Jake B. Guinto, PhD, Manager, Oncology Drugs & Biologics

Oncology pathways, programs that implement treatment protocols for patients with cancer, are being deployed in many practices across the nation. Whether oncology pathways can improve the quality of care and/or decrease costs associated with cancer therapy are questions that have garnered much attention among oncology stakeholders.

To gain a better understanding of the perception of oncology pathways, the National Comprehensive Cancer Network® (NCCN®) conducted an NCCN Trends™ Survey from March 14-17, 2012 at the NCCN 17th Annual Conference in Hollywood, FL. The survey respondents included a mix of oncology stakeholders (e.g., physicians, nurses, pharmacists, and others [n=66]) and focused on understanding their perceptions of the quality and costs of cancer care as a result of these programs.

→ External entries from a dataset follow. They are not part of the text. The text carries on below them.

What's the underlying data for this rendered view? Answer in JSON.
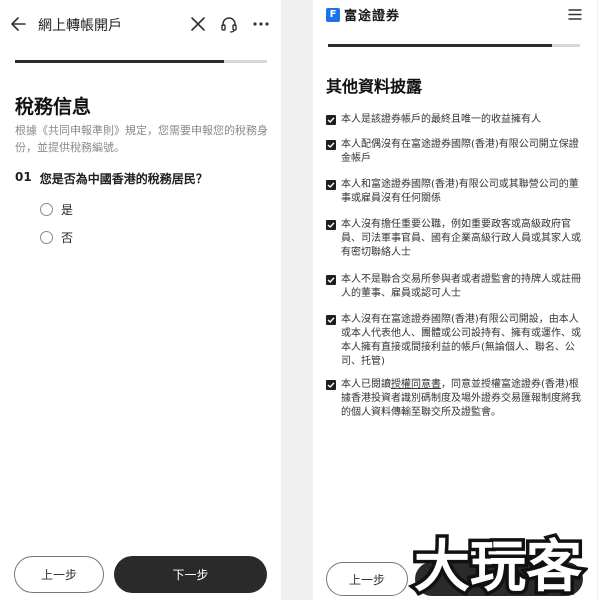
{
  "left": {
    "header": {
      "title": "網上轉帳開戶"
    },
    "progress": 0.83,
    "section_title": "稅務信息",
    "description": "根據《共同申報準則》規定，您需要申報您的稅務身份，並提供稅務編號。",
    "question": {
      "number": "01",
      "text": "您是否為中國香港的稅務居民？"
    },
    "options": [
      "是",
      "否"
    ],
    "buttons": {
      "prev": "上一步",
      "next": "下一步"
    }
  },
  "right": {
    "brand": {
      "logo_glyph": "F",
      "name": "富途證券",
      "color": "#1a73e8"
    },
    "progress": 0.89,
    "section_title": "其他資料披露",
    "items": [
      {
        "text": "本人是該證券帳戶的最終且唯一的收益擁有人"
      },
      {
        "text": "本人配偶沒有在富途證券國際(香港)有限公司開立保證金帳戶"
      },
      {
        "text": "本人和富途證券國際(香港)有限公司或其聯營公司的董事或雇員沒有任何關係"
      },
      {
        "text": "本人沒有擔任重要公職，例如重要政客或高級政府官員、司法軍事官員、國有企業高級行政人員或其家人或有密切聯絡人士"
      },
      {
        "text": "本人不是聯合交易所參與者或者證監會的持牌人或註冊人的董事、雇員或認可人士"
      },
      {
        "text": "本人沒有在富途證券國際(香港)有限公司開設，由本人或本人代表他人、團體或公司設持有、擁有或運作、或本人擁有直接或間接利益的帳戶(無論個人、聯名、公司、托管)"
      },
      {
        "prefix": "本人已閱讀",
        "link": "授權同意書",
        "suffix": "，同意並授權富途證券(香港)根據香港投資者識別碼制度及場外證券交易匯報制度將我的個人資料傳輸至聯交所及證監會。"
      }
    ],
    "buttons": {
      "prev": "上一步",
      "next": "下一步"
    }
  },
  "watermark": "大玩客"
}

According to the results, 59% of respondents said that they have implemented or are considering implementing a pathways program in their hospital or practice. Of those respondents, 74% are utilizing or considering utilizing a pathways program developed by their practice or hospital. When asked how they felt about pathways and the effect on patient care, 77% of the respondents felt that pathways increase the quality of care versus 12% who thought there was no change in the quality of care (about the same). Eleven percent responded that they were not sure how a pathways program affects the quality of care for patients and none of the respondents thought pathways decrease the quality of care for patients (Figure 1).

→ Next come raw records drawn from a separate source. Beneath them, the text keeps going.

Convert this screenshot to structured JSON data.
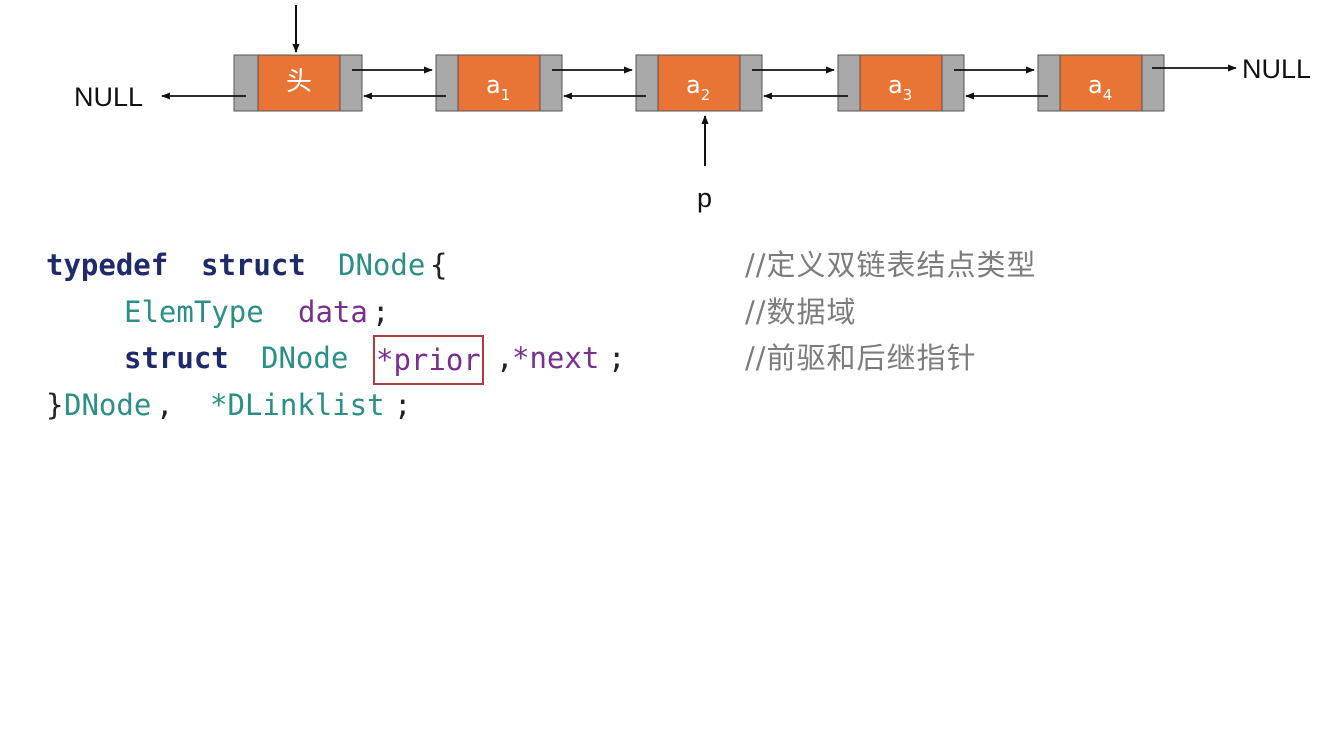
{
  "diagram": {
    "null_left": "NULL",
    "null_right": "NULL",
    "pointer_label": "p",
    "head_label": "头",
    "nodes": [
      {
        "base": "a",
        "sub": "1"
      },
      {
        "base": "a",
        "sub": "2"
      },
      {
        "base": "a",
        "sub": "3"
      },
      {
        "base": "a",
        "sub": "4"
      }
    ],
    "colors": {
      "node_data": "#e87535",
      "node_pointer": "#a9a9a9",
      "highlight_box": "#b03a3e"
    }
  },
  "code": {
    "line1": {
      "kw1": "typedef",
      "kw2": "struct",
      "type": "DNode",
      "brace": "{",
      "comment": "//定义双链表结点类型"
    },
    "line2": {
      "type": "ElemType",
      "field": "data",
      "semi": ";",
      "comment": "//数据域"
    },
    "line3": {
      "kw": "struct",
      "type": "DNode",
      "field1": "*prior",
      "sep": ",",
      "field2": "*next",
      "semi": ";",
      "comment": "//前驱和后继指针"
    },
    "line4": {
      "close": "}",
      "type1": "DNode",
      "sep": ", ",
      "type2": "*DLinklist",
      "semi": ";"
    }
  }
}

To determine the relationship between pathways and cost of clinical care, we asked respondents how their overall cost for drugs and biologics has been impacted as a result of the use of a pathways program. As shown in Figure 2, 58% of the respondents answered "not sure," 17% thought costs decreased, and 9% thought costs increased (Figure 2).

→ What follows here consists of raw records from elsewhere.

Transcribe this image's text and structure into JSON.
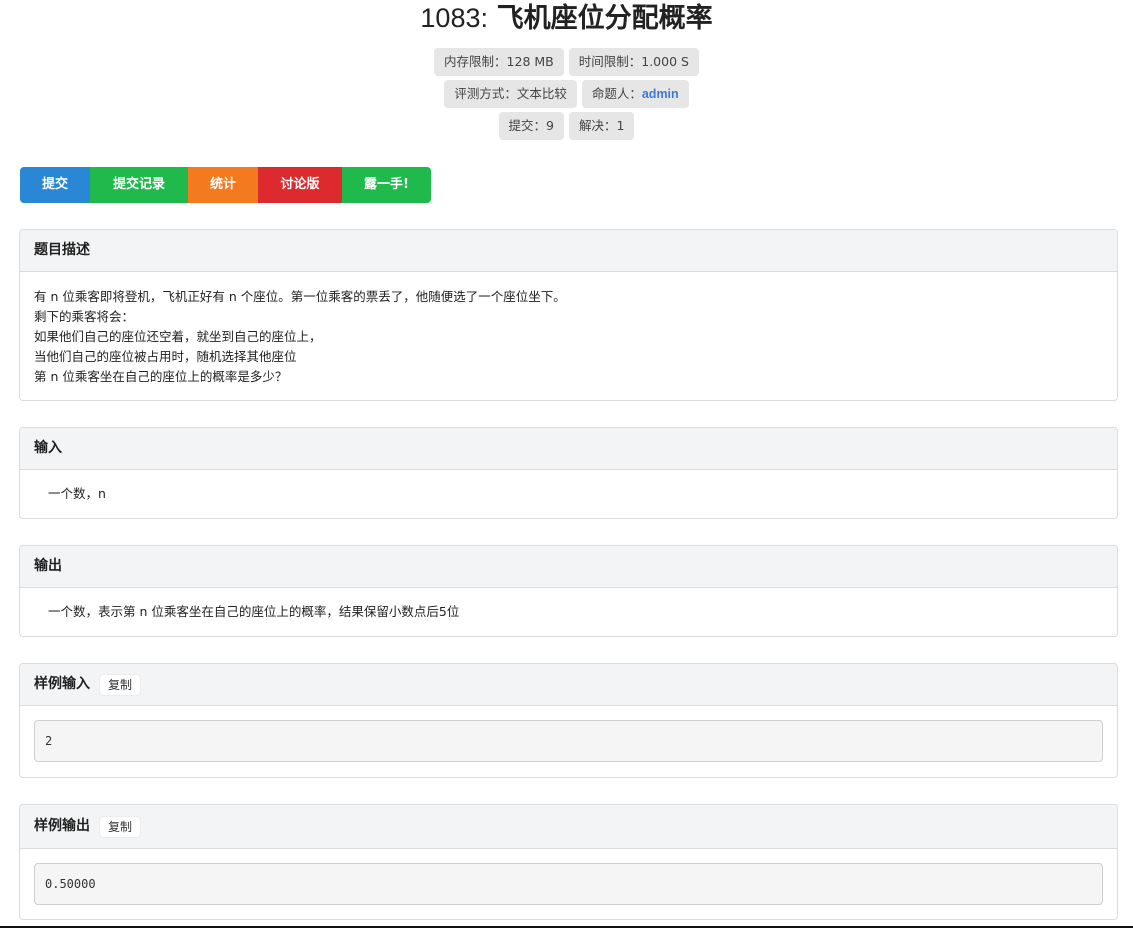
{
  "problem": {
    "id": "1083:",
    "name": "飞机座位分配概率"
  },
  "meta": {
    "memory_limit": "内存限制：128 MB",
    "time_limit": "时间限制：1.000 S",
    "judge_method": "评测方式：文本比较",
    "author_label": "命题人：",
    "author": "admin",
    "submissions": "提交：9",
    "solved": "解决：1"
  },
  "actions": {
    "submit": "提交",
    "records": "提交记录",
    "stats": "统计",
    "discuss": "讨论版",
    "show_hand": "露一手!"
  },
  "colors": {
    "submit": "#2a87d6",
    "records": "#1fba4b",
    "stats": "#f47a1f",
    "discuss": "#dc2a2e",
    "show_hand": "#1fba4b"
  },
  "description": {
    "heading": "题目描述",
    "lines": [
      "有 n 位乘客即将登机，飞机正好有 n 个座位。第一位乘客的票丢了，他随便选了一个座位坐下。",
      "剩下的乘客将会：",
      "如果他们自己的座位还空着，就坐到自己的座位上，",
      "当他们自己的座位被占用时，随机选择其他座位",
      "第 n 位乘客坐在自己的座位上的概率是多少？"
    ]
  },
  "input": {
    "heading": "输入",
    "text": "一个数，n"
  },
  "output": {
    "heading": "输出",
    "text": "一个数，表示第 n 位乘客坐在自己的座位上的概率，结果保留小数点后5位"
  },
  "sample_input": {
    "heading": "样例输入",
    "copy_label": "复制",
    "value": "2"
  },
  "sample_output": {
    "heading": "样例输出",
    "copy_label": "复制",
    "value": "0.50000"
  }
}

Although the survey represented a small sample size, as noted above, the majority (77%) of oncology stakeholders surveyed believes that pathways increase the quality of care for patients; however, the true effects associated with pathways on oncology clinical care remain unclear. NCCN will host an invitation-only policy summit in the spring of 2012 to discuss the impact of pathways on various aspects of cancer care including, but not limited to, effects on public and private insurance design, variability in care, and how data are utilized to design pathways. The summit will bring together patients, providers, policy-makers, industry, payors, government, and other stakeholders for an in-depth discussion of equity in cancer care.